Jobs numbers disappoint again - Unexpectedly! With one bright spot on the horizon...
American employers added fewer workers to payrolls than forecast in June and the jobless rate stayed at 8.2 percent as the economic outlook dimmed.

The 80,000 gain in employment followed a 77,000 increase in May, Labor Department figures showed today in Washington. Economists projected a 100,000 rise, according to the median estimate in a Bloomberg News survey. Growth in private payrolls was the weakest in 10 months.

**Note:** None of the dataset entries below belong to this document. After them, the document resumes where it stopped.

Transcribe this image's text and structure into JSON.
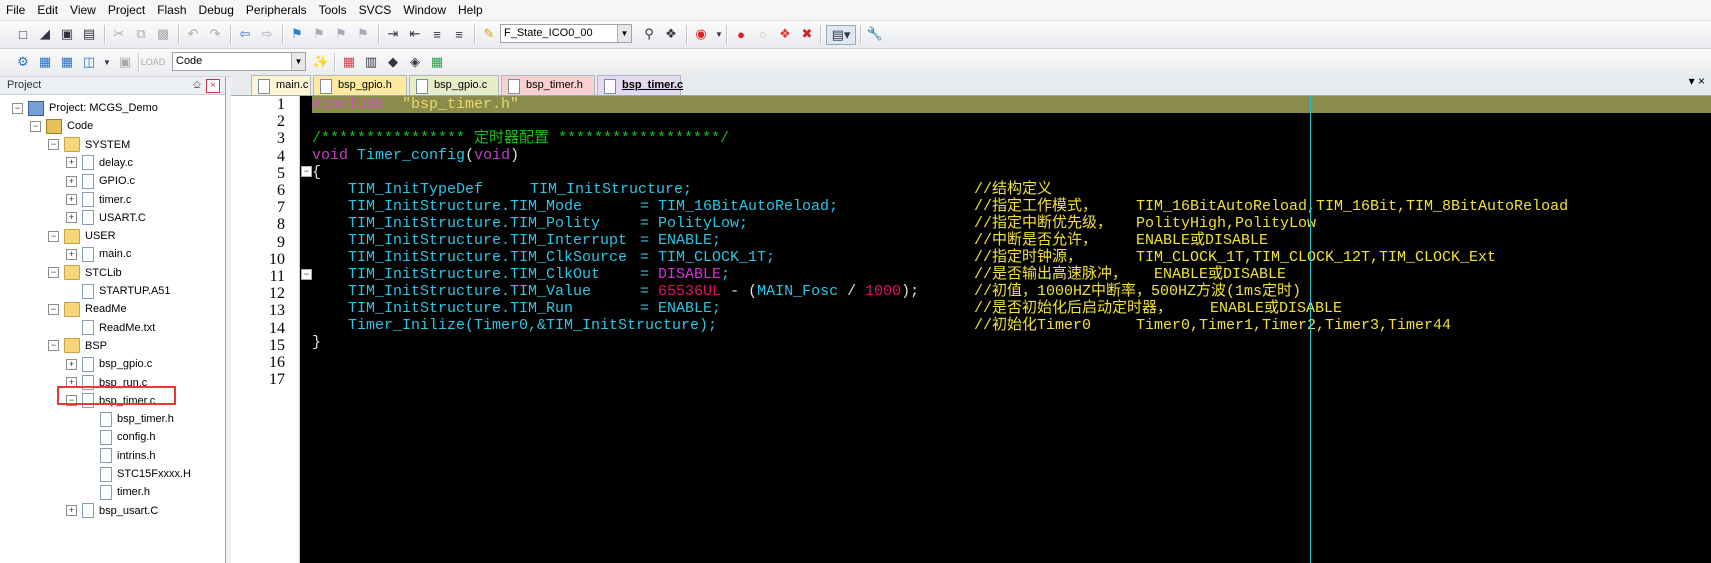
{
  "menu": [
    "File",
    "Edit",
    "View",
    "Project",
    "Flash",
    "Debug",
    "Peripherals",
    "Tools",
    "SVCS",
    "Window",
    "Help"
  ],
  "toolbar": {
    "target_combo": "F_State_ICO0_00",
    "group_combo": "Code"
  },
  "project_panel": {
    "title": "Project",
    "pin": "⎐",
    "close": "×"
  },
  "tree": [
    {
      "label": "Project: MCGS_Demo",
      "level": 0,
      "icon": "proj",
      "exp": "−"
    },
    {
      "label": "Code",
      "level": 1,
      "icon": "group",
      "exp": "−"
    },
    {
      "label": "SYSTEM",
      "level": 2,
      "icon": "folder",
      "exp": "−"
    },
    {
      "label": "delay.c",
      "level": 3,
      "icon": "file",
      "exp": "+"
    },
    {
      "label": "GPIO.c",
      "level": 3,
      "icon": "file",
      "exp": "+"
    },
    {
      "label": "timer.c",
      "level": 3,
      "icon": "file",
      "exp": "+"
    },
    {
      "label": "USART.C",
      "level": 3,
      "icon": "file",
      "exp": "+"
    },
    {
      "label": "USER",
      "level": 2,
      "icon": "folder",
      "exp": "−"
    },
    {
      "label": "main.c",
      "level": 3,
      "icon": "file",
      "exp": "+"
    },
    {
      "label": "STCLib",
      "level": 2,
      "icon": "folder",
      "exp": "−"
    },
    {
      "label": "STARTUP.A51",
      "level": 3,
      "icon": "file",
      "exp": ""
    },
    {
      "label": "ReadMe",
      "level": 2,
      "icon": "folder",
      "exp": "−"
    },
    {
      "label": "ReadMe.txt",
      "level": 3,
      "icon": "file",
      "exp": ""
    },
    {
      "label": "BSP",
      "level": 2,
      "icon": "folder",
      "exp": "−"
    },
    {
      "label": "bsp_gpio.c",
      "level": 3,
      "icon": "file",
      "exp": "+"
    },
    {
      "label": "bsp_run.c",
      "level": 3,
      "icon": "file",
      "exp": "+"
    },
    {
      "label": "bsp_timer.c",
      "level": 3,
      "icon": "file",
      "exp": "−"
    },
    {
      "label": "bsp_timer.h",
      "level": 4,
      "icon": "file",
      "exp": ""
    },
    {
      "label": "config.h",
      "level": 4,
      "icon": "file",
      "exp": ""
    },
    {
      "label": "intrins.h",
      "level": 4,
      "icon": "file",
      "exp": ""
    },
    {
      "label": "STC15Fxxxx.H",
      "level": 4,
      "icon": "file",
      "exp": ""
    },
    {
      "label": "timer.h",
      "level": 4,
      "icon": "file",
      "exp": ""
    },
    {
      "label": "bsp_usart.C",
      "level": 3,
      "icon": "file",
      "exp": "+"
    }
  ],
  "tabs": [
    {
      "label": "main.c",
      "bg": "#fdf5d5"
    },
    {
      "label": "bsp_gpio.h",
      "bg": "#fde9a0"
    },
    {
      "label": "bsp_gpio.c",
      "bg": "#e6eec9"
    },
    {
      "label": "bsp_timer.h",
      "bg": "#f7d0d0"
    },
    {
      "label": "bsp_timer.c",
      "bg": "#e3daf1"
    }
  ],
  "tab_controls": "▾   ×",
  "line_numbers": [
    "1",
    "2",
    "3",
    "4",
    "5",
    "6",
    "7",
    "8",
    "9",
    "10",
    "11",
    "12",
    "13",
    "14",
    "15",
    "16",
    "17"
  ],
  "code": {
    "l1_inc": "#include",
    "l1_str": "\"bsp_timer.h\"",
    "l3": "/**************** 定时器配置 ******************/",
    "l4_kw": "void",
    "l4_name": "Timer_config",
    "l4_open": "(",
    "l4_arg": "void",
    "l4_close": ")",
    "l5": "{",
    "l6_a": "TIM_InitTypeDef",
    "l6_b": "TIM_InitStructure;",
    "l6_c": "//结构定义",
    "l7_a": "TIM_InitStructure.TIM_Mode",
    "l7_b": "= TIM_16BitAutoReload;",
    "l7_c": "//指定工作模式，",
    "l7_d": "TIM_16BitAutoReload,TIM_16Bit,TIM_8BitAutoReload",
    "l8_a": "TIM_InitStructure.TIM_Polity",
    "l8_b": "= PolityLow;",
    "l8_c": "//指定中断优先级，",
    "l8_d": "PolityHigh,PolityLow",
    "l9_a": "TIM_InitStructure.TIM_Interrupt",
    "l9_b": "= ENABLE;",
    "l9_c": "//中断是否允许，",
    "l9_d": "ENABLE或DISABLE",
    "l10_a": "TIM_InitStructure.TIM_ClkSource",
    "l10_b": "= TIM_CLOCK_1T;",
    "l10_c": "//指定时钟源，",
    "l10_d": "TIM_CLOCK_1T,TIM_CLOCK_12T,TIM_CLOCK_Ext",
    "l11_a": "TIM_InitStructure.TIM_ClkOut",
    "l11_eq": "=",
    "l11_b": "DISABLE",
    "l11_semi": ";",
    "l11_c": "//是否输出高速脉冲，",
    "l11_d": "ENABLE或DISABLE",
    "l12_a": "TIM_InitStructure.TIM_Value",
    "l12_eq": "=",
    "l12_n1": "65536UL",
    "l12_minus": "- (",
    "l12_mac": "MAIN_Fosc",
    "l12_div": "/",
    "l12_n2": "1000",
    "l12_end": ");",
    "l12_c": "//初值，1000HZ中断率，500HZ方波(1ms定时)",
    "l13_a": "TIM_InitStructure.TIM_Run",
    "l13_b": "= ENABLE;",
    "l13_c": "//是否初始化后启动定时器，",
    "l13_d": "ENABLE或DISABLE",
    "l14_a": "Timer_Inilize(Timer0,&TIM_InitStructure);",
    "l14_c": "//初始化Timer0",
    "l14_d": "Timer0,Timer1,Timer2,Timer3,Timer44",
    "l15": "}"
  }
}
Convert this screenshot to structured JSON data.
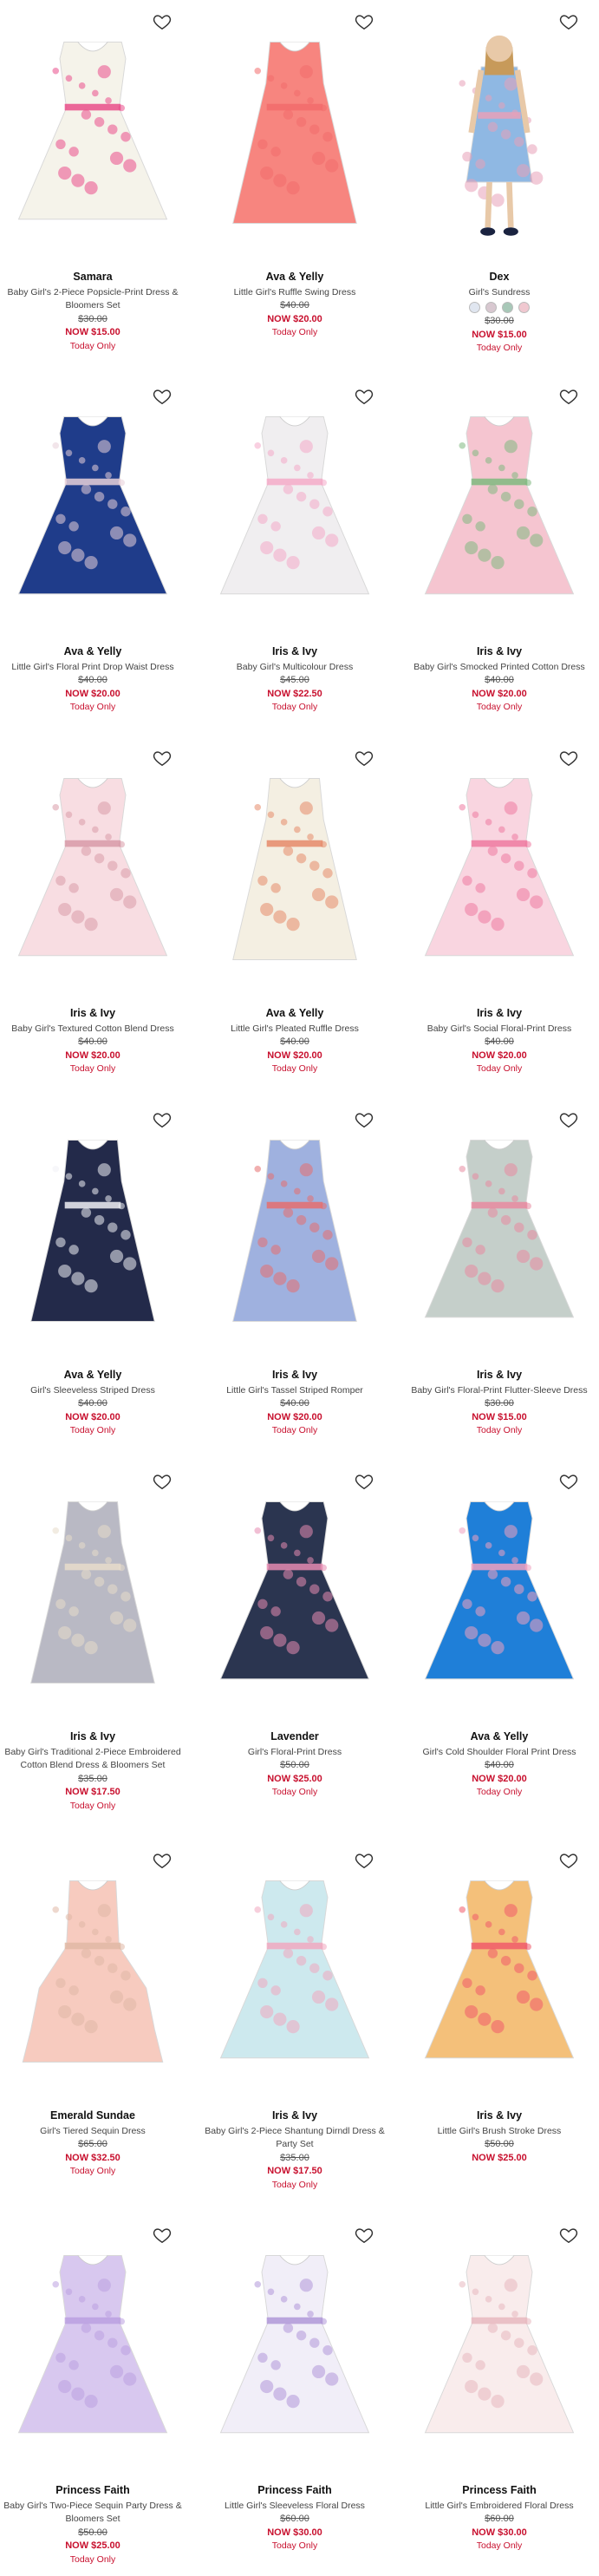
{
  "products": [
    {
      "brand": "Samara",
      "name": "Baby Girl's 2-Piece Popsicle-Print Dress & Bloomers Set",
      "orig": "$30.00",
      "now": "NOW $15.00",
      "badge": "Today Only",
      "dress": "#f5f3ea",
      "accent": "#e94d8a",
      "style": "flare"
    },
    {
      "brand": "Ava & Yelly",
      "name": "Little Girl's Ruffle Swing Dress",
      "orig": "$40.00",
      "now": "NOW $20.00",
      "badge": "Today Only",
      "dress": "#f7857f",
      "accent": "#f26b6b",
      "style": "aline"
    },
    {
      "brand": "Dex",
      "name": "Girl's Sundress",
      "orig": "$30.00",
      "now": "NOW $15.00",
      "badge": "Today Only",
      "dress": "#8fb8e3",
      "accent": "#e8a0b8",
      "style": "model",
      "swatches": [
        "#e0e6f0",
        "#d8c8d0",
        "#a8c8b8",
        "#f0c8d0"
      ]
    },
    {
      "brand": "Ava & Yelly",
      "name": "Little Girl's Floral Print Drop Waist Dress",
      "orig": "$40.00",
      "now": "NOW $20.00",
      "badge": "Today Only",
      "dress": "#1f3c8a",
      "accent": "#e8d0d8",
      "style": "flare"
    },
    {
      "brand": "Iris & Ivy",
      "name": "Baby Girl's Multicolour Dress",
      "orig": "$45.00",
      "now": "NOW $22.50",
      "badge": "Today Only",
      "dress": "#f0eef0",
      "accent": "#f4aac8",
      "style": "flare"
    },
    {
      "brand": "Iris & Ivy",
      "name": "Baby Girl's Smocked Printed Cotton Dress",
      "orig": "$40.00",
      "now": "NOW $20.00",
      "badge": "Today Only",
      "dress": "#f5c5d0",
      "accent": "#7fb87f",
      "style": "flare"
    },
    {
      "brand": "Iris & Ivy",
      "name": "Baby Girl's Textured Cotton Blend Dress",
      "orig": "$40.00",
      "now": "NOW $20.00",
      "badge": "Today Only",
      "dress": "#f8dde2",
      "accent": "#d89aa8",
      "style": "flare"
    },
    {
      "brand": "Ava & Yelly",
      "name": "Little Girl's Pleated Ruffle Dress",
      "orig": "$40.00",
      "now": "NOW $20.00",
      "badge": "Today Only",
      "dress": "#f4efe2",
      "accent": "#e58a6a",
      "style": "aline"
    },
    {
      "brand": "Iris & Ivy",
      "name": "Baby Girl's Social Floral-Print Dress",
      "orig": "$40.00",
      "now": "NOW $20.00",
      "badge": "Today Only",
      "dress": "#f9d5e0",
      "accent": "#ee7aa0",
      "style": "flare"
    },
    {
      "brand": "Ava & Yelly",
      "name": "Girl's Sleeveless Striped Dress",
      "orig": "$40.00",
      "now": "NOW $20.00",
      "badge": "Today Only",
      "dress": "#232a4a",
      "accent": "#f0f0f5",
      "style": "aline"
    },
    {
      "brand": "Iris & Ivy",
      "name": "Little Girl's Tassel Striped Romper",
      "orig": "$40.00",
      "now": "NOW $20.00",
      "badge": "Today Only",
      "dress": "#9fb1df",
      "accent": "#e56e6e",
      "style": "aline"
    },
    {
      "brand": "Iris & Ivy",
      "name": "Baby Girl's Floral-Print Flutter-Sleeve Dress",
      "orig": "$30.00",
      "now": "NOW $15.00",
      "badge": "Today Only",
      "dress": "#c5cfca",
      "accent": "#e88aa0",
      "style": "flare"
    },
    {
      "brand": "Iris & Ivy",
      "name": "Baby Girl's Traditional 2-Piece Embroidered Cotton Blend Dress & Bloomers Set",
      "orig": "$35.00",
      "now": "NOW $17.50",
      "badge": "Today Only",
      "dress": "#b9b9c4",
      "accent": "#e8dccb",
      "style": "aline"
    },
    {
      "brand": "Lavender",
      "name": "Girl's Floral-Print Dress",
      "orig": "$50.00",
      "now": "NOW $25.00",
      "badge": "Today Only",
      "dress": "#2b3550",
      "accent": "#e58ab0",
      "style": "flare"
    },
    {
      "brand": "Ava & Yelly",
      "name": "Girl's Cold Shoulder Floral Print Dress",
      "orig": "$40.00",
      "now": "NOW $20.00",
      "badge": "Today Only",
      "dress": "#1f7fd8",
      "accent": "#f0a0c0",
      "style": "flare"
    },
    {
      "brand": "Emerald Sundae",
      "name": "Girl's Tiered Sequin Dress",
      "orig": "$65.00",
      "now": "NOW $32.50",
      "badge": "Today Only",
      "dress": "#f7cbbf",
      "accent": "#e0b8a5",
      "style": "tier"
    },
    {
      "brand": "Iris & Ivy",
      "name": "Baby Girl's 2-Piece Shantung Dirndl Dress & Party Set",
      "orig": "$35.00",
      "now": "NOW $17.50",
      "badge": "Today Only",
      "dress": "#cde9ee",
      "accent": "#f0a8c0",
      "style": "flare"
    },
    {
      "brand": "Iris & Ivy",
      "name": "Little Girl's Brush Stroke Dress",
      "orig": "$50.00",
      "now": "NOW $25.00",
      "badge": "",
      "dress": "#f4c07a",
      "accent": "#f05a6a",
      "style": "flare"
    },
    {
      "brand": "Princess Faith",
      "name": "Baby Girl's Two-Piece Sequin Party Dress & Bloomers Set",
      "orig": "$50.00",
      "now": "NOW $25.00",
      "badge": "Today Only",
      "dress": "#d8c8ef",
      "accent": "#bba0e0",
      "style": "flare"
    },
    {
      "brand": "Princess Faith",
      "name": "Little Girl's Sleeveless Floral Dress",
      "orig": "$60.00",
      "now": "NOW $30.00",
      "badge": "Today Only",
      "dress": "#f1eef8",
      "accent": "#b098d8",
      "style": "flare"
    },
    {
      "brand": "Princess Faith",
      "name": "Little Girl's Embroidered Floral Dress",
      "orig": "$60.00",
      "now": "NOW $30.00",
      "badge": "Today Only",
      "dress": "#f9ecec",
      "accent": "#e8b8c0",
      "style": "flare"
    }
  ],
  "icons": {
    "wishlist": "heart-outline-icon"
  }
}
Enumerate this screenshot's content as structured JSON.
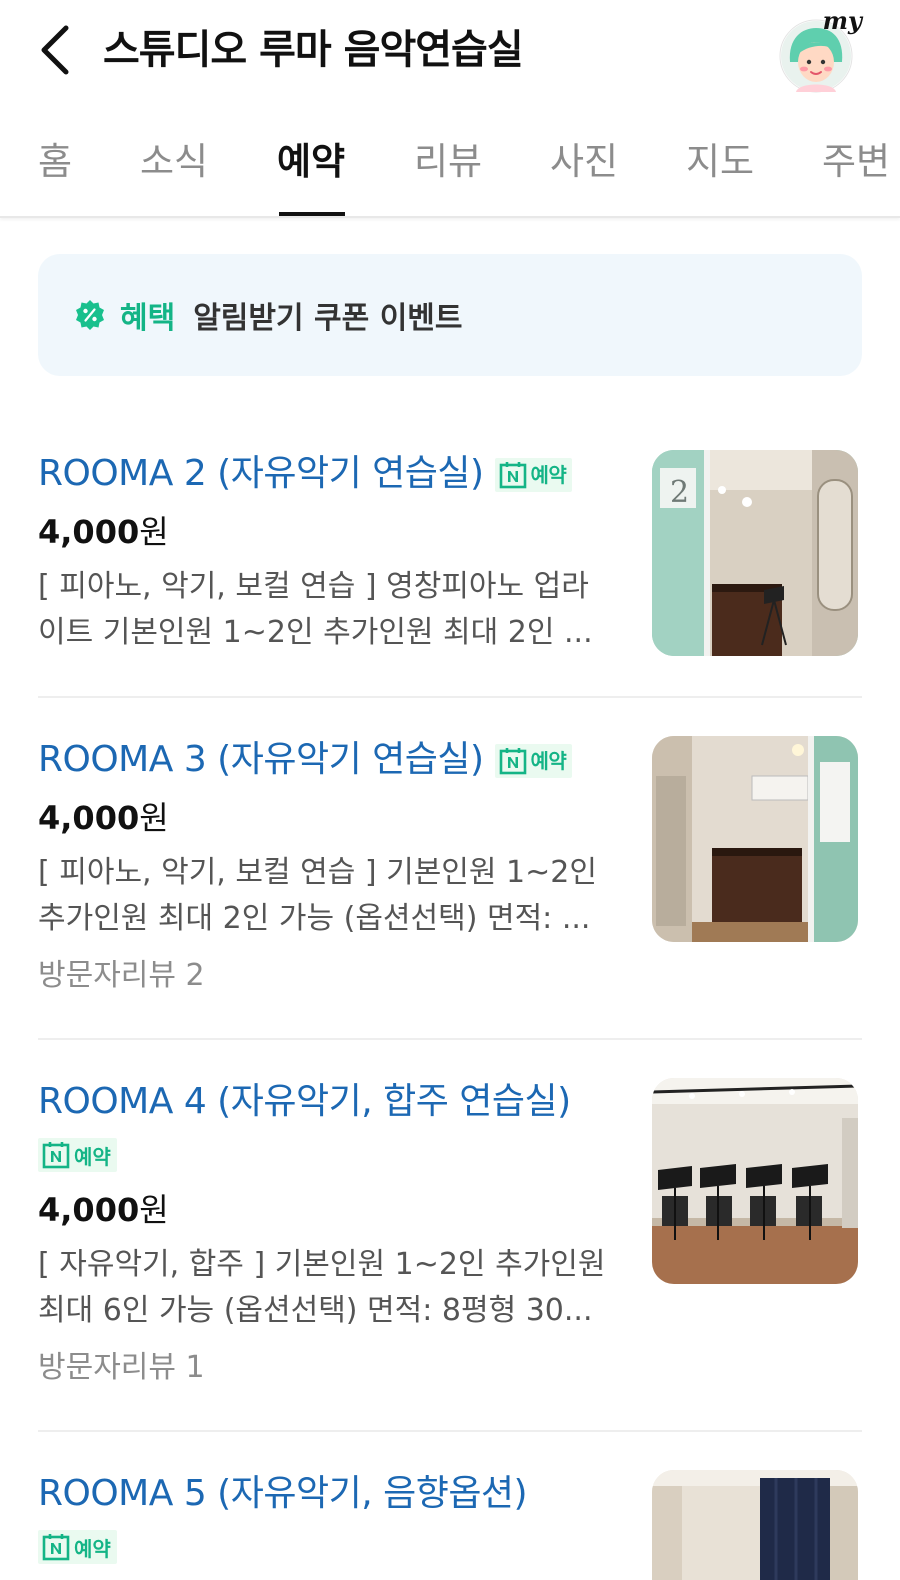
{
  "header": {
    "title": "스튜디오 루마 음악연습실",
    "my_label": "my"
  },
  "tabs": [
    {
      "label": "홈"
    },
    {
      "label": "소식"
    },
    {
      "label": "예약"
    },
    {
      "label": "리뷰"
    },
    {
      "label": "사진"
    },
    {
      "label": "지도"
    },
    {
      "label": "주변"
    }
  ],
  "active_tab": "예약",
  "benefit": {
    "title": "혜택",
    "text": "알림받기 쿠폰 이벤트"
  },
  "booking_badge": {
    "logo": "N",
    "label": "예약"
  },
  "rooms": [
    {
      "name": "ROOMA 2 (자유악기 연습실)",
      "price": "4,000",
      "price_unit": "원",
      "desc_line1": "[ 피아노, 악기, 보컬 연습 ] 영창피아노 업라",
      "desc_line2": "이트 기본인원 1~2인 추가인원 최대 2인 ...",
      "reviews": ""
    },
    {
      "name": "ROOMA 3 (자유악기 연습실)",
      "price": "4,000",
      "price_unit": "원",
      "desc_line1": "[ 피아노, 악기, 보컬 연습 ] 기본인원 1~2인",
      "desc_line2": "추가인원 최대 2인 가능 (옵션선택) 면적: ...",
      "reviews": "방문자리뷰 2"
    },
    {
      "name": "ROOMA 4 (자유악기, 합주 연습실)",
      "price": "4,000",
      "price_unit": "원",
      "desc_line1": "[ 자유악기, 합주 ] 기본인원 1~2인 추가인원",
      "desc_line2": "최대 6인 가능 (옵션선택) 면적: 8평형 30...",
      "reviews": "방문자리뷰 1"
    },
    {
      "name": "ROOMA 5 (자유악기, 음향옵션)",
      "price": "",
      "price_unit": "",
      "desc_line1": "",
      "desc_line2": "",
      "reviews": ""
    }
  ],
  "colors": {
    "link_blue": "#1c68b3",
    "naver_green": "#14b486",
    "banner_bg": "#f0f7fc"
  }
}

Stocks fell on concern hiring has shifted into a lower gear, restricting consumer spending and leaving the economy more vulnerable to a global slowdown. The figures underscore concern among some Federal Reserve policy makers that growth isn’t fast enough to lower unemployment stuck above 8 percent since February 2009.

“The job market is soft,” said David Resler, chief economic adviser at Nomura Securities International Inc., who correctly forecast the payrolls gain. “I’d characterize our reaction as much the same way the Fed will react -- not surprised but disappointed. It’s just not the kind of growth we need to see at this stage in the business cycle.”
But the private sector is doing just fine, right?  Meanwhile there is one area of explosive job growth, the IRS and other bureaucratic positions related to the Obamacare:



Bear in mind, not a single one of these jobs grows an edible food item, produces a single useful giswitch, or even conducts a research project to solve an interesting or possibly even useful scientific question.